October 2023 is biography reading time. Or at least it was for me, especially online. Therefore, another online reader copy I found that was also a biography of someone I was unaware of, was Beulah Has a Hunch!: Inside the Colorful Mind of master Inventor Beulah Louise Henry. And this gal had a lot of hunches! She figured out issues that others did not see as issues, or felt it could not be done, or might have been specific to say women. But she would even be a pioneer in making the “blinking, moving, etc” dolls we had. And one thing Beulah was, was she was stubborn and she would not take no for an answer. The publisher’s description says she “thrived in a man’s world” and brought to light “neurodiversity before the term was coined.” She was different, and not just because she wanted to do “unlady-like things” (like science) she had hyperphantasia and synesthesia. And she took full advantage of her differences. She would celebrate that she saw things in full imagery in her mind, it just was not always easy to get it out, so she would work with others, and her ability to assign the patterns of colors to her works.

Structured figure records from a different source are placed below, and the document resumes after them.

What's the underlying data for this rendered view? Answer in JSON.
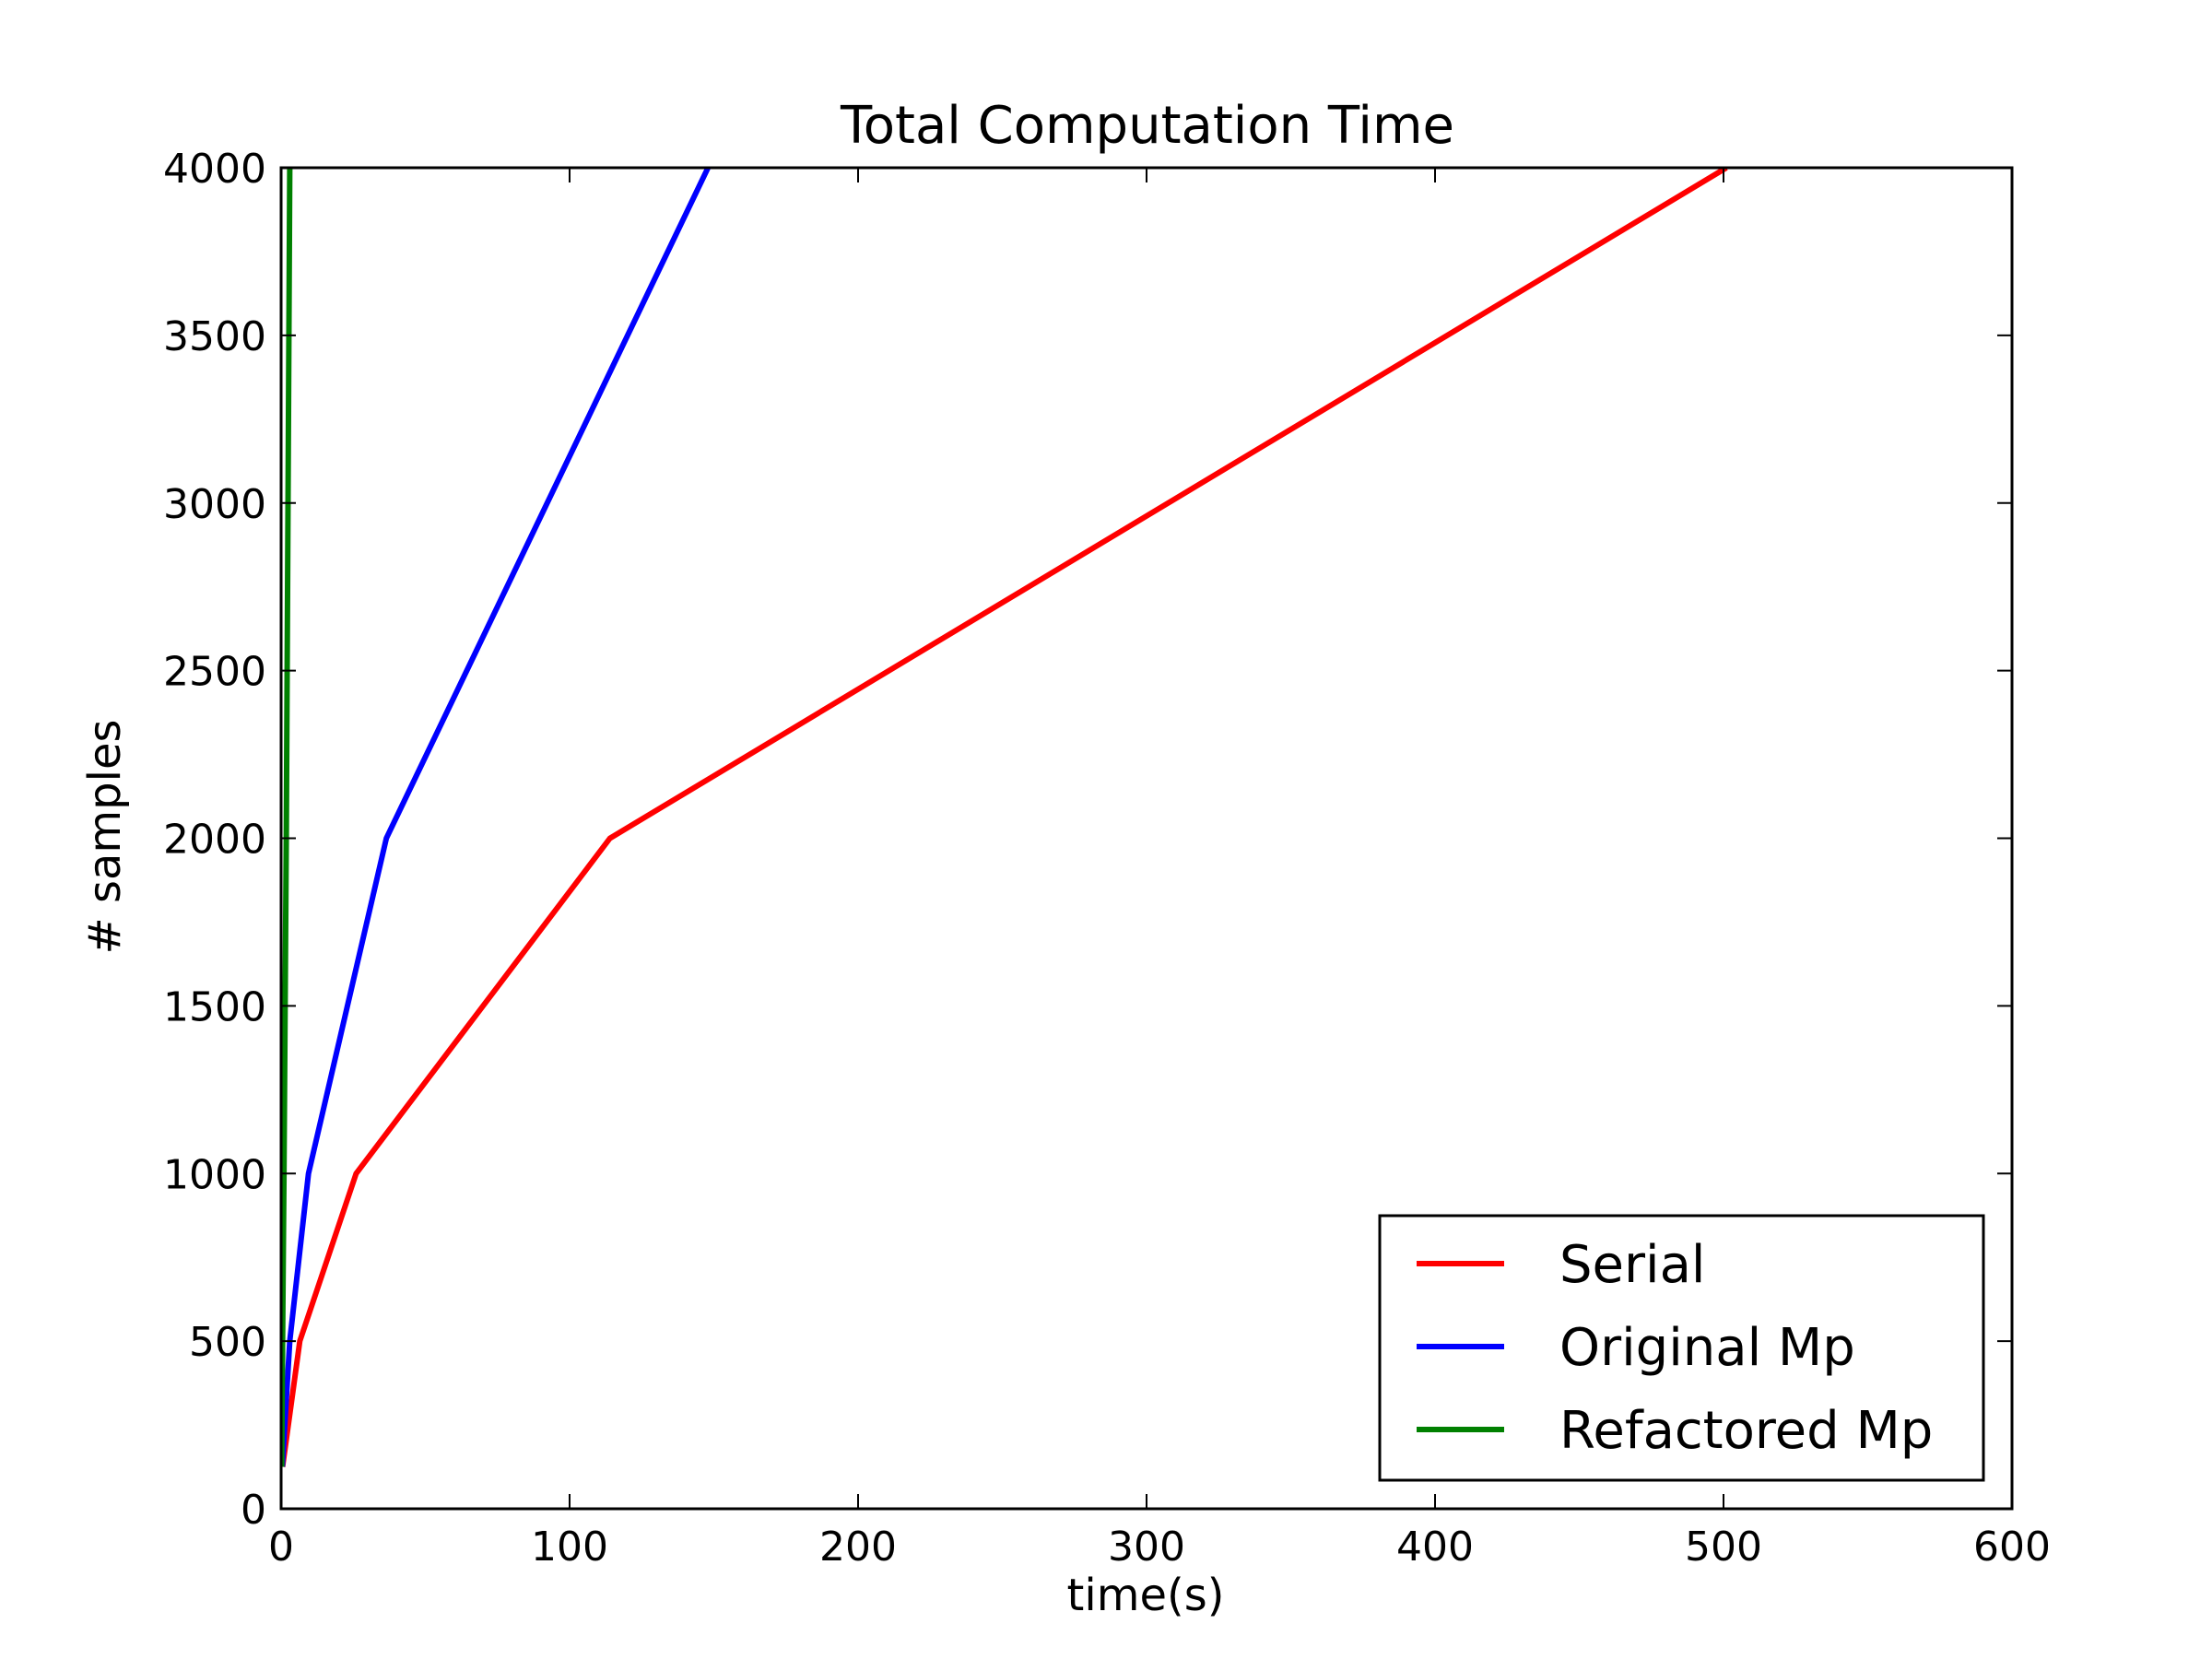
{
  "chart_data": {
    "type": "line",
    "title": "Total Computation Time",
    "xlabel": "time(s)",
    "ylabel": "# samples",
    "xlim": [
      0,
      600
    ],
    "ylim": [
      0,
      4000
    ],
    "xticks": [
      0,
      100,
      200,
      300,
      400,
      500,
      600
    ],
    "yticks": [
      0,
      500,
      1000,
      1500,
      2000,
      2500,
      3000,
      3500,
      4000
    ],
    "grid": false,
    "legend_position": "lower-right",
    "series": [
      {
        "name": "Serial",
        "color": "#ff0000",
        "x": [
          0.5,
          6.5,
          26,
          114,
          501
        ],
        "y": [
          125,
          500,
          1000,
          2000,
          4000
        ]
      },
      {
        "name": "Original Mp",
        "color": "#0000ff",
        "x": [
          0.4,
          3,
          9.5,
          36.5,
          148
        ],
        "y": [
          125,
          500,
          1000,
          2000,
          4000
        ]
      },
      {
        "name": "Refactored Mp",
        "color": "#008000",
        "x": [
          0.2,
          0.5,
          1.0,
          1.8,
          3.0
        ],
        "y": [
          125,
          500,
          1000,
          2000,
          4000
        ]
      }
    ]
  }
}
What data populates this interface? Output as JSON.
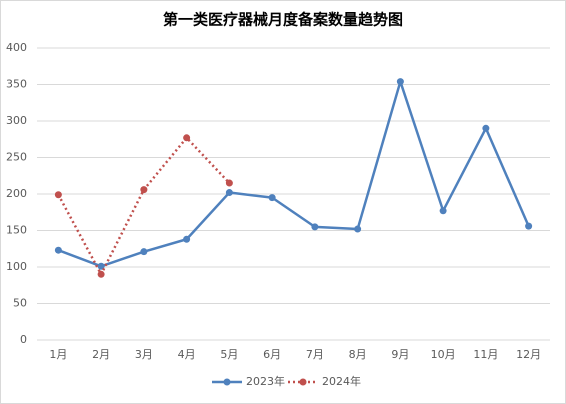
{
  "chart_data": {
    "type": "line",
    "title": "第一类医疗器械月度备案数量趋势图",
    "categories": [
      "1月",
      "2月",
      "3月",
      "4月",
      "5月",
      "6月",
      "7月",
      "8月",
      "9月",
      "10月",
      "11月",
      "12月"
    ],
    "series": [
      {
        "name": "2023年",
        "color": "#4f81bd",
        "dash": false,
        "values": [
          123,
          101,
          121,
          138,
          202,
          195,
          155,
          152,
          354,
          177,
          290,
          156
        ]
      },
      {
        "name": "2024年",
        "color": "#c0504d",
        "dash": true,
        "values": [
          199,
          90,
          206,
          277,
          215,
          null,
          null,
          null,
          null,
          null,
          null,
          null
        ]
      }
    ],
    "ylim": [
      0,
      400
    ],
    "yticks": [
      0,
      50,
      100,
      150,
      200,
      250,
      300,
      350,
      400
    ],
    "grid": true,
    "legend": "bottom"
  }
}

I say this is a great picture book biography about a woman we know little about but helped shape the world we have today. The interesting part is how (publisher description) she was featured in magazines for women, in magazines for scientists, and in local newspapers. Therefore she got recognition during her lifetime, even for the fact she would have more patents than any other woman, not just the inventions that those patents went to. Yet, she was lost to mainstream history. Therefore, again this is a good introduction to a woman that had science smarts and would have done well no matter what field she went into and Katie Mazeika gives us that look in a longer picture book due in mid-October 2023.
Mazeika also gives us the cool imagery that goes with their text. Boldly done, the art supports the story and is inspired by the personality of Henry themselves.